My Mother's Day was a quiet one. The husband is almost never home on holiday's because of his line of work, so it is usually just me and the kids. They waited patiently (read walked by my bedroom door about a million times shhshhing each other with "she's still sleeping" and running down the hallway) for me to wake up. Finally, as soon as one of them caught me with my eyes open they jumped on my bed and showered me with the homemade cards and carefully crafted flower vase filled with beautiful tissue paper blooms, my favorite kind, as they will never fade away and die.
After the gift extravaganza, we all went downstairs and my daughter said to me, "I know you are going to make us something really special for breakfast because it's MOTHER'S DAY!!" And so I did.

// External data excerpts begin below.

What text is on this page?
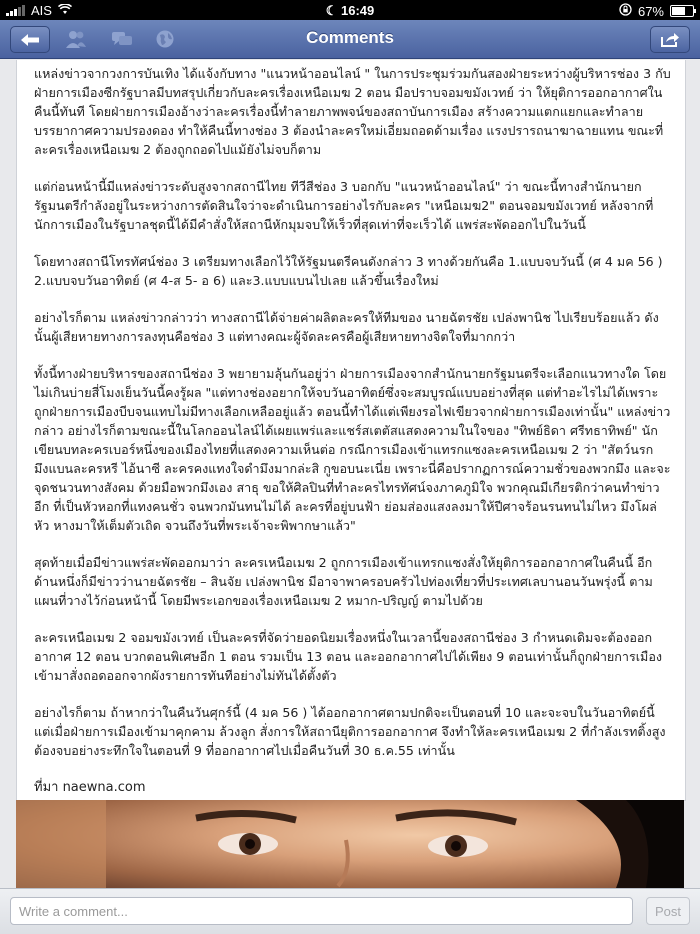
AIS	☾ 16:49	67%
Comments

แหล่งข่าวจากวงการบันเทิง ได้แจ้งกับทาง "แนวหน้าออนไลน์ " ในการประชุมร่วมกันสองฝ่ายระหว่างผู้บริหารช่อง 3 กับฝ่ายการเมืองซีกรัฐบาลมีบทสรุปเกี่ยวกับละครเรื่องเหนือเมฆ 2 ตอน มือปราบจอมขมังเวทย์ ว่า ให้ยุติการออกอากาศในคืนนี้ทันที โดยฝ่ายการเมืองอ้างว่าละครเรื่องนี้ทำลายภาพพจน์ของสถาบันการเมือง สร้างความแตกแยกและทำลายบรรยากาศความปรองดอง ทำให้คืนนี้ทางช่อง 3 ต้องนำละครใหม่เอี่ยมถอดด้ามเรื่อง แรงปรารถนาฆาฉายแทน ขณะที่ละครเรื่องเหนือเมฆ 2 ต้องถูกถอดไปแม้ยังไม่จบก็ตาม

แต่ก่อนหน้านี้มีแหล่งข่าวระดับสูงจากสถานีไทย ทีวีสีช่อง 3 บอกกับ "แนวหน้าออนไลน์" ว่า ขณะนี้ทางสำนักนายกรัฐมนตรีกำลังอยู่ในระหว่างการตัดสินใจว่าจะดำเนินการอย่างไรกับละคร "เหนือเมฆ2" ตอนจอมขมังเวทย์ หลังจากที่นักการเมืองในรัฐบาลชุดนี้ได้มีคำสั่งให้สถานีหักมุมจบให้เร็วที่สุดเท่าที่จะเร็วได้ แพร่สะพัดออกไปในวันนี้

โดยทางสถานีโทรทัศน์ช่อง 3 เตรียมทางเลือกไว้ให้รัฐมนตรีคนดังกล่าว 3 ทางด้วยกันคือ 1.แบบจบวันนี้ (ศ 4 มค 56 ) 2.แบบจบวันอาทิตย์ (ศ 4-ส 5- อ 6) และ3.แบบแบนไปเลย แล้วขึ้นเรื่องใหม่

อย่างไรก็ตาม แหล่งข่าวกล่าวว่า ทางสถานีได้จ่ายค่าผลิตละครให้ทีมของ นายฉัตรชัย เปล่งพานิช ไปเรียบร้อยแล้ว ดังนั้นผู้เสียหายทางการลงทุนคือช่อง 3 แต่ทางคณะผู้จัดละครคือผู้เสียหายทางจิตใจที่มากกว่า

ทั้งนี้ทางฝ่ายบริหารของสถานีช่อง 3 พยายามลุ้นกันอยู่ว่า ฝ่ายการเมืองจากสำนักนายกรัฐมนตรีจะเลือกแนวทางใด โดยไม่เกินบ่ายสี่โมงเย็นวันนี้คงรู้ผล "แต่ทางช่องอยากให้จบวันอาทิตย์ซึ่งจะสมบูรณ์แบบอย่างที่สุด แต่ทำอะไรไม่ได้เพราะถูกฝ่ายการเมืองบีบจนแทบไม่มีทางเลือกเหลืออยู่แล้ว ตอนนี้ทำได้แต่เพียงรอไฟเขียวจากฝ่ายการเมืองเท่านั้น" แหล่งข่าวกล่าว อย่างไรก็ตามขณะนี้ในโลกออนไลน์ได้เผยแพร่และแชร์สเตตัสแสดงความในใจของ "ทิพย์ธิดา ศรีทธาทิพย์" นักเขียนบทละครเบอร์หนึ่งของเมืองไทยที่แสดงความเห็นต่อ กรณีการเมืองเข้าแทรกแซงละครเหนือเมฆ 2 ว่า "สัตว์นรก มึงแบนละครหรี ไอ้นาซี ละครคงแทงใจดำมึงมากล่ะสิ กูขอบนะเนี่ย เพราะนี่คือปรากฏการณ์ความชั่วของพวกมึง และจะจุดชนวนทางสังคม ด้วยมือพวกมึงเอง สาธุ ขอให้ศิลปินที่ทำละครไทรทัศน์จงภาคภูมิใจ พวกคุณมีเกียรติกว่าคนทำข่าวอีก ที่เป็นหัวหอกที่แทงคนชั่ว จนพวกมันทนไม่ได้ ละครที่อยู่บนฟ้า ย่อมส่องแสงลงมาให้ปีศาจร้อนรนทนไม่ไหว มึงโผล่หัว หางมาให้เต็มตัวเถิด จวนถึงวันที่พระเจ้าจะพิพากษาแล้ว"

สุดท้ายเมื่อมีข่าวแพร่สะพัดออกมาว่า ละครเหนือเมฆ 2 ถูกการเมืองเข้าแทรกแซงสั่งให้ยุติการออกอากาศในคืนนี้ อีกด้านหนึ่งก็มีข่าวว่านายฉัตรชัย – สินจัย เปล่งพานิช มีอาจาพาครอบครัวไปท่องเที่ยวที่ประเทศเลบานอนวันพรุ่งนี้ ตามแผนที่วางไว้ก่อนหน้านี้ โดยมีพระเอกของเรื่องเหนือเมฆ 2 หมาก-ปริญญ์ ตามไปด้วย

ละครเหนือเมฆ 2 จอมขมังเวทย์ เป็นละครที่จัดว่ายอดนิยมเรื่องหนึ่งในเวลานี้ของสถานีช่อง 3 กำหนดเดิมจะต้องออกอากาศ 12 ตอน บวกตอนพิเศษอีก 1 ตอน รวมเป็น 13 ตอน และออกอากาศไปได้เพียง 9 ตอนเท่านั้นก็ถูกฝ่ายการเมืองเข้ามาสั่งถอดออกจากผังรายการทันทีอย่างไม่ทันได้ตั้งตัว

อย่างไรก็ตาม ถ้าหากว่าในคืนวันศุกร์นี้ (4 มค 56 ) ได้ออกอากาศตามปกติจะเป็นตอนที่ 10 และจะจบในวันอาทิตย์นี้ แต่เมื่อฝ่ายการเมืองเข้ามาคุกคาม ล้วงลูก สั่งการให้สถานียุติการออกอากาศ จึงทำให้ละครเหนือเมฆ 2 ที่กำลังเรทติ้งสูง ต้องจบอย่างระทึกใจในตอนที่ 9 ที่ออกอากาศไปเมื่อคืนวันที่ 30 ธ.ค.55 เท่านั้น

ที่มา naewna.com

Write a comment...	Post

When the husband finally got home, we all headed over to my mom's house to celebrate her. Driving over as I was sitting in the car looking out the window at the familiar sights, my old high school, an old friends street, I suddenly had this panicked feeling in my chest. It was the feeling I get, maybe you know it too, when I am having the dream where I am supposed to be graduating from college and I am told at the last moment that I didn't take this one required course so I will not be allowed to graduate or the one where I fail the big career test( a medical board, the Bar exam, the CPA one, those career tests, I won't say which one I took:)) and I am told I can't take it again for some quirky only in dreams reason, and I am filled with dread, with panic, how am I going to fix this, how can this be happening, and in my dream I start breathing hard, hyperventilating, everything is moving in fast forward and I can do nothing to change it. I have left something out and as much as I want to go back and do it right, I can't. I wake up terrified until I come fully aware that, yep, I had the 'you screwed up your life again', dream and then I can go back to sleep.
That's the feeling I got in the car. The panic. I started thinking in my head, "What?, What is it?, What have I forgotten?" I mentally ran through my list of things I was supposed to bring to my mom's, snacks, presents, cards, and then I realized, FUCK, I had forgotten one of my kids. Jesus H. Christ, I had left one of the kids at home. Holy Shit.
My eyes filled with tears and I took in a sharp breath getting ready to scream to my husband to stop the car but when I looked in the back seat, there were C & C, my two kids sitting and laughing. It was then that it hit me. The child I had left behind, the one I had forgotten, was Caleb. My baby was not with me on Mother's Day and as much as I had tried to block it out, my heart would not let me.
I sat back in the seat and wiped the tears from my eyes. I took deep breaths to try and calm myself. I recovered enough and was able to continue on to my mom's with no one the wiser to my panic attack on the way over.
And so my Mother's Day gift to myself is the knowledge that at any given moment, I can and most likely will be hit with the overwhelming weight of the fact that for the rest of my life, there will always be something missing.
I miss you Caleb, more than even I know.